営業形態の比較
2018年改正旅館業法でホテル営業と旅館営業が「旅館・ホテル営業」に統合され、現行制度はこれと「簡易宿所営業」「下宿営業」の3区分です。これに加えて、住宅宿泊事業法(民泊新法)の住宅宿泊事業、国家戦略特区法に基づく特区民泊(東京都大田区・大阪市・北九州市・新潟市・千葉市等)の3スキームから選択することになります。アパートメントホテルは長期滞在比率が高く、1棟全体を宿泊用途に供するため、年間180日上限のある住宅宿泊事業ではなく、無制限営業可能な簡易宿所営業を選ぶケースが圧倒的多数です。旅館・ホテル営業は1客室7㎡以上(寝台を置く客室は9㎡以上)、簡易宿所営業は客室延床33㎡以上(収容人員10名未満は3.3㎡×収容人員以上)の基準を満たす必要があり、無人運営は所轄保健所と消防予防課の事前協議で可否が決まります。
| 項目 | 旅館・ホテル営業 | 簡易宿所営業 | 特区民泊 | 住宅宿泊事業 |
|---|---|---|---|---|
| 客室面積基準 | 7㎡以上/室(寝台あり9㎡) | 客室延床33㎡以上(10人未満は3.3㎡×人数) | 25㎡以上/室(自治体差) | 居室3.3㎡以上/人 |
| フロント要件 | 必置(条例で運用差) | 事前協議で無人可 | 原則不要(10分駆けつけ) | 家主居住/不在で異なる |
| 営業日数上限 | 無制限 | 無制限 | 2泊3日以上の滞在 | 年180日上限 |
| 用途地域制約 | 商業・近隣商業・準工等 | 商業・近隣商業・準工等 | 条例指定区域内 | 住居系も可 |
| 申請の難易度 | 高め(30〜60日) | 標準(30〜45日) | 中(45〜60日) | 届出制(30日) |
| 許認可期間(実務目安) | 協議含めて3〜6か月 | 2〜4か月 | 3〜4か月 | 1〜2か月 |
選択の判断軸
許可形態の選択は、(1)立地の用途地域・条例、(2)客室規模・延床、(3)運営形態(有人/無人)、(4)ターゲットゲストの平均LOS、(5)消防法上の収容人員・スプリンクラー要否、の5軸で決めます。

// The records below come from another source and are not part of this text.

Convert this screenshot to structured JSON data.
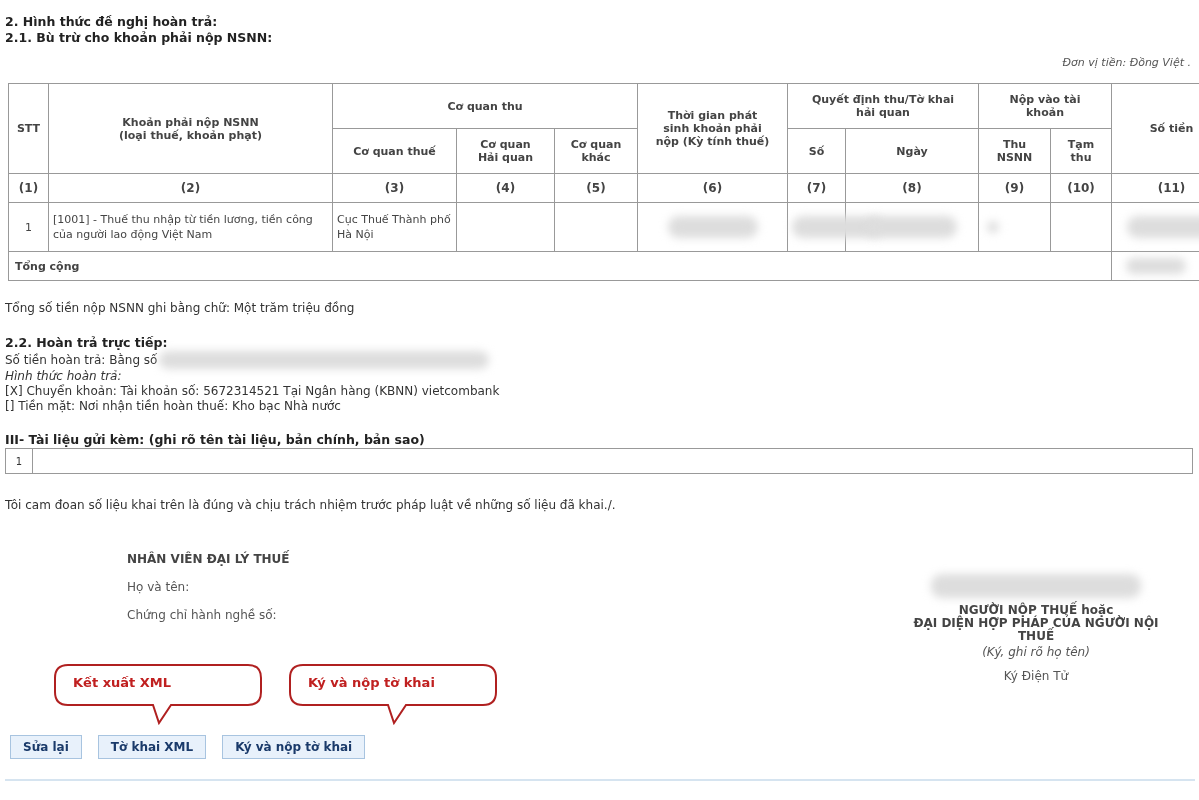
{
  "headings": [
    "2. Hình thức đề nghị hoàn trả:",
    "2.1. Bù trừ cho khoản phải nộp NSNN:"
  ],
  "unit_note": "Đơn vị tiền: Đồng Việt .",
  "table": {
    "columns": [
      {
        "label": "STT"
      },
      {
        "label": "Khoản phải nộp NSNN\n(loại thuế, khoản phạt)"
      },
      {
        "label": "Cơ quan thu",
        "children": [
          {
            "label": "Cơ quan thuế"
          },
          {
            "label": "Cơ quan\nHải quan"
          },
          {
            "label": "Cơ quan\nkhác"
          }
        ]
      },
      {
        "label": "Thời gian phát\nsinh khoản phải\nnộp (Kỳ tính thuế)"
      },
      {
        "label": "Quyết định thu/Tờ khai\nhải quan",
        "children": [
          {
            "label": "Số"
          },
          {
            "label": "Ngày"
          }
        ]
      },
      {
        "label": "Nộp vào tài\nkhoản",
        "children": [
          {
            "label": "Thu\nNSNN"
          },
          {
            "label": "Tạm\nthu"
          }
        ]
      },
      {
        "label": "Số tiền"
      }
    ],
    "numbers": [
      "(1)",
      "(2)",
      "(3)",
      "(4)",
      "(5)",
      "(6)",
      "(7)",
      "(8)",
      "(9)",
      "(10)",
      "(11)"
    ],
    "rows": [
      {
        "cells": [
          {
            "text": "1",
            "blurred": false
          },
          {
            "text": "[1001] - Thuế thu nhập từ tiền lương, tiền công của người lao động Việt Nam",
            "blurred": false
          },
          {
            "text": "Cục Thuế Thành phố Hà Nội",
            "blurred": false
          },
          {
            "blurred": false
          },
          {
            "blurred": false
          },
          {
            "blurred": true
          },
          {
            "blurred": true
          },
          {
            "blurred": true
          },
          {
            "blurred": true
          },
          {
            "blurred": false
          },
          {
            "blurred": true
          }
        ]
      }
    ],
    "total": {
      "label": "Tổng cộng",
      "blurred": true
    }
  },
  "total_in_words": "Tổng số tiền nộp NSNN ghi bằng chữ: Một trăm triệu đồng",
  "direct_refund": {
    "heading": "2.2. Hoàn trả trực tiếp:",
    "amount_label": "Số tiền hoàn trả: Bằng số",
    "amount_blurred": true,
    "method_label": "Hình thức hoàn trả:",
    "options": [
      "[X] Chuyển khoản: Tài khoản số: 5672314521 Tại Ngân hàng (KBNN) vietcombank",
      "[] Tiền mặt: Nơi nhận tiền hoàn thuế: Kho bạc Nhà nước"
    ]
  },
  "attachments": {
    "heading": "III- Tài liệu gửi kèm: (ghi rõ tên tài liệu, bản chính, bản sao)",
    "rows": [
      {
        "index": "1"
      }
    ]
  },
  "declaration": "Tôi cam đoan số liệu khai trên là đúng và chịu trách nhiệm trước pháp luật về những số liệu đã khai./.",
  "agent": {
    "title": "NHÂN VIÊN ĐẠI LÝ THUẾ",
    "fields": [
      "Họ và tên:",
      "Chứng chỉ hành nghề số:"
    ]
  },
  "taxpayer": {
    "name_blurred": true,
    "title": "NGƯỜI NỘP THUẾ hoặc\nĐẠI DIỆN HỢP PHÁP CỦA NGƯỜI NỘI\nTHUẾ",
    "note": "(Ký, ghi rõ họ tên)",
    "signature": "Ký Điện Tử"
  },
  "callouts": [
    "Kết xuất XML",
    "Ký và nộp tờ khai"
  ],
  "buttons": [
    "Sửa lại",
    "Tờ khai XML",
    "Ký và nộp tờ khai"
  ]
}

30〜120室規模のアパートメントホテルで商業地域・近隣商業地域に立地する場合は簡易宿所営業が標準解、駅前一等地・観光地でブランドHMA前提なら旅館・ホテル営業を選ぶケースもあります。京都市・新宿区・台東区など条例で厳格運用を行う自治体では、用途地域・近隣説明・標識設置・廃棄物処理計画書まで事前準備が必要で、許認可取得まで5〜6か月かかることもあります。

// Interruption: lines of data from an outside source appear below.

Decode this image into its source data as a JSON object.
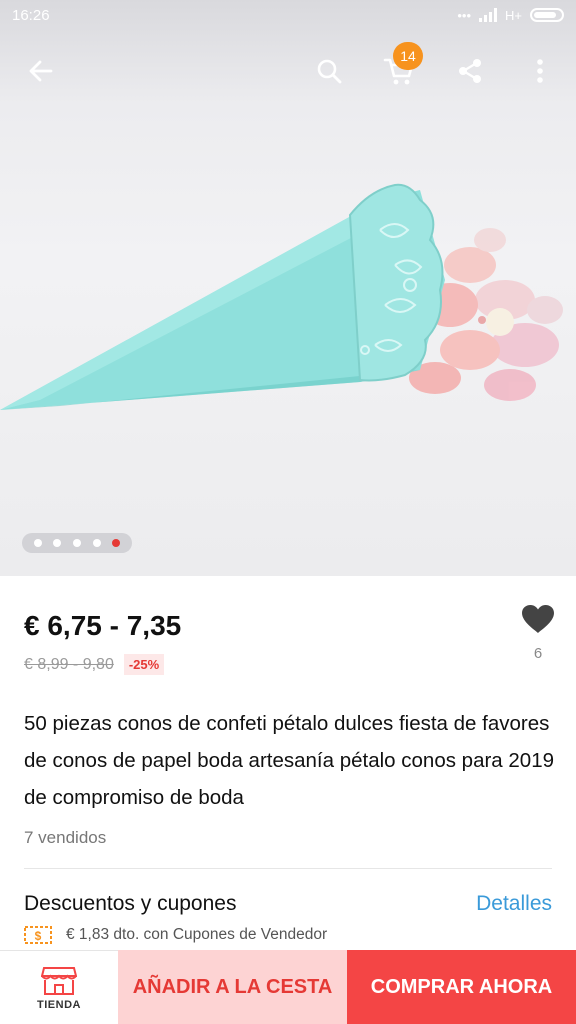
{
  "status_bar": {
    "time": "16:26",
    "network": "H+"
  },
  "top_bar": {
    "back_icon": "arrow-left-icon",
    "search_icon": "search-icon",
    "cart_icon": "cart-icon",
    "cart_count": "14",
    "share_icon": "share-icon",
    "more_icon": "more-vertical-icon"
  },
  "gallery": {
    "total_images": 5,
    "active_index": 5
  },
  "product": {
    "price": "€ 6,75 - 7,35",
    "original_price": "€ 8,99 - 9,80",
    "discount": "-25%",
    "wishlist_count": "6",
    "title": "50 piezas conos de confeti pétalo dulces fiesta de favores de conos de papel boda artesanía pétalo conos para 2019 de compromiso de boda",
    "sold": "7 vendidos"
  },
  "coupons": {
    "heading": "Descuentos y cupones",
    "details_link": "Detalles",
    "coupon_text": "€ 1,83 dto. con Cupones de Vendedor"
  },
  "bottom_bar": {
    "shop_label": "TIENDA",
    "add_to_cart": "AÑADIR A LA CESTA",
    "buy_now": "COMPRAR AHORA"
  },
  "colors": {
    "accent_red": "#f44545",
    "cart_button_bg": "#fdd3d3",
    "link_blue": "#3a9ad9",
    "badge_orange": "#f7931e",
    "cone_mint": "#8fe0dc"
  }
}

- 客室規模・延床:30室未満かつ延床330㎡未満なら簡易宿所が圧倒的に有利
- 運営形態:完全無人運営は簡易宿所+10分駆けつけ体制が一般的
- 所轄行政の運用:保健所・建築指導課・消防予防課・近隣住民対応の4窓口を並行協議
- 消防法上の要件:収容人員30人以上で消防計画必要、11階以上または収容人員等でスプリンクラー
- 建物の物理的制約:既存建物転用なら避難経路2方向・耐火構造の確認が決定要因
- ターゲットLOS:30泊以上のマンスリー中心ならマンスリー契約(賃貸借)との二段構えも検討
申請プロセスとスケジュール
許認可スケジュールは設計・施工・開業のクリティカルパスになります。標準的なフローは、(1)企画段階での保健所事前相談(1〜2か月)、(2)設計図面確定後の事前協議(1〜2か月)、(3)着工前の建築確認申請と並行した近隣説明・条例手続(1〜3か月)、(4)竣工検査後の旅館業許可申請(30〜45日)、(5)消防適合通知書取得、(6)許可証交付・開業。簡易宿所営業で標準2〜4か月、旅館・ホテル営業や条例厳格自治体では3〜6か月を見込みます。FS段階で許認可スケジュールを工事スケジュールと並走させ、開業日逆算で動くのが定石です(2026年5月時点)。
よくある質問
アパートメントホテルでは旅館・ホテル営業と簡易宿所のどちらが選ばれる?
30〜120室規模・無人運営前提のアパートメントホテルは「簡易宿所営業」を選ぶ実例が多数。延床33㎡以上の面積基準、自治体条例によるフロント要件運用差、無人運営との親和性が主な理由。許認可期間の標準目安は簡易宿所2〜4か月、旅館・ホテル営業3〜6か月(2026年5月時点)。